Best Store in the World
Published Wednesday, March 29, 2006 by Moose | E-mail this post
Is your closet. Unless you're one of those people who never shops and whose wardrobe contains a grand total two button-downs and one pair of jeans. But if you do shop and maybe shouldn't be shopping anymore because you are 1. broke, 2. have too many clothes already and the credit bills to prove it, or 3. a kleptomaniac who has been warned away from every department store in the Bay Area, then your closet is your new best friend.
Why? First off, everything is free. Because you already bought it. There are always new ways to put things together. There are also bound to be cute sweaters that you've utterly forgotten about hiding in the corners. Or skirts that are so old that they have gone out of fashion and come back in again. (Really, who thought the '80s bubble skirts were ever coming back?
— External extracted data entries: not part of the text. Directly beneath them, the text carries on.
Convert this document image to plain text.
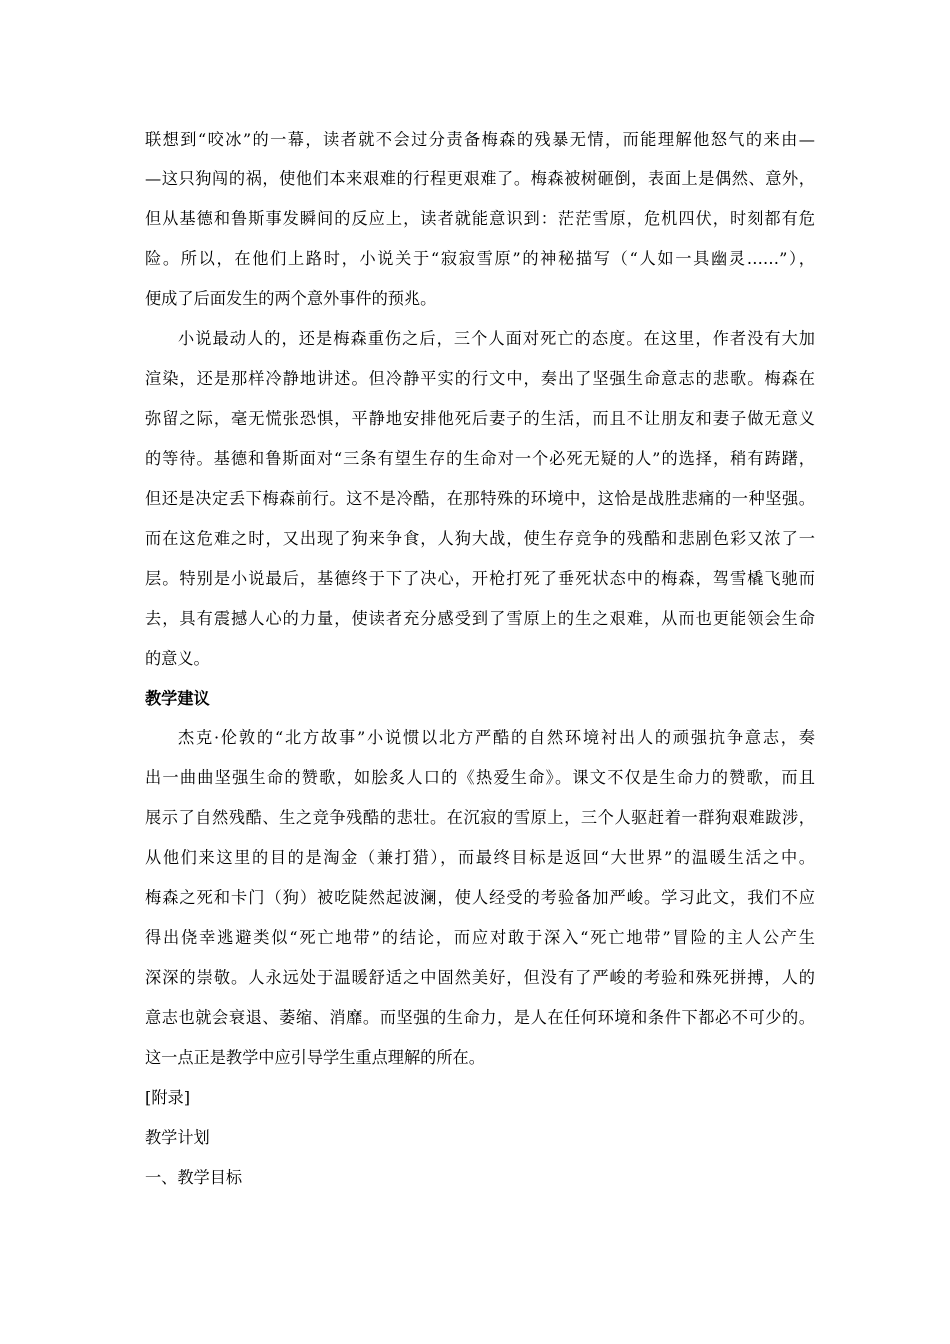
联想到“咬冰”的一幕，读者就不会过分责备梅森的残暴无情，而能理解他怒气的来由—
—这只狗闯的祸，使他们本来艰难的行程更艰难了。梅森被树砸倒，表面上是偶然、意外，
但从基德和鲁斯事发瞬间的反应上，读者就能意识到：茫茫雪原，危机四伏，时刻都有危
险。所以，在他们上路时，小说关于“寂寂雪原”的神秘描写（“人如一具幽灵……”），
便成了后面发生的两个意外事件的预兆。
小说最动人的，还是梅森重伤之后，三个人面对死亡的态度。在这里，作者没有大加
渲染，还是那样冷静地讲述。但冷静平实的行文中，奏出了坚强生命意志的悲歌。梅森在
弥留之际，毫无慌张恐惧，平静地安排他死后妻子的生活，而且不让朋友和妻子做无意义
的等待。基德和鲁斯面对“三条有望生存的生命对一个必死无疑的人”的选择，稍有踌躇，
但还是决定丢下梅森前行。这不是冷酷，在那特殊的环境中，这恰是战胜悲痛的一种坚强。
而在这危难之时，又出现了狗来争食，人狗大战，使生存竞争的残酷和悲剧色彩又浓了一
层。特别是小说最后，基德终于下了决心，开枪打死了垂死状态中的梅森，驾雪橇飞驰而
去，具有震撼人心的力量，使读者充分感受到了雪原上的生之艰难，从而也更能领会生命
的意义。
教学建议
杰克·伦敦的“北方故事”小说惯以北方严酷的自然环境衬出人的顽强抗争意志，奏
出一曲曲坚强生命的赞歌，如脍炙人口的《热爱生命》。课文不仅是生命力的赞歌，而且
展示了自然残酷、生之竞争残酷的悲壮。在沉寂的雪原上，三个人驱赶着一群狗艰难跋涉，
从他们来这里的目的是淘金（兼打猎），而最终目标是返回“大世界”的温暖生活之中。
梅森之死和卡门（狗）被吃陡然起波澜，使人经受的考验备加严峻。学习此文，我们不应
得出侥幸逃避类似“死亡地带”的结论，而应对敢于深入“死亡地带”冒险的主人公产生
深深的崇敬。人永远处于温暖舒适之中固然美好，但没有了严峻的考验和殊死拼搏，人的
意志也就会衰退、萎缩、消靡。而坚强的生命力，是人在任何环境和条件下都必不可少的。
这一点正是教学中应引导学生重点理解的所在。
[附录]
教学计划
一、教学目标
Yet here they are.)
You do need to be careful of the You-know-what-this-outfit-needs? phenomenon. Lest you find yourself racing to the nearest mall, boutique or computer. Which is totally missing the point of the shopping-in-your-closet plan. If that outfit needs something, be creative. Do not leave the bounds of your previously purchased goods! [Post subtitle: The Closet Nazi.]
My own personal issue with the closet is that while a basic reconnaissance mission will yield heretofore undiscovered outfit combinations, it also lays bear its basic faults. Like the worn-through socks. And the holey underwear. And the cheap belt that someone just made fun of for its cheapness. When, hello!, I bought it when I was eating on $25 a week, had $2,000 worth of car repairs hanging over my head but needed something TO HOLD MY PANTS UP.
Nevertheless, I could use a new belt. No! No! Blast.
Fine. If you think this is all a load of hooey and just want to look at something new, check
this baby out:
'Tis the season to be pink. Says
Bluefly. Add a pink
doctor bag:
And prepare to make more room in your over-stuffed closet.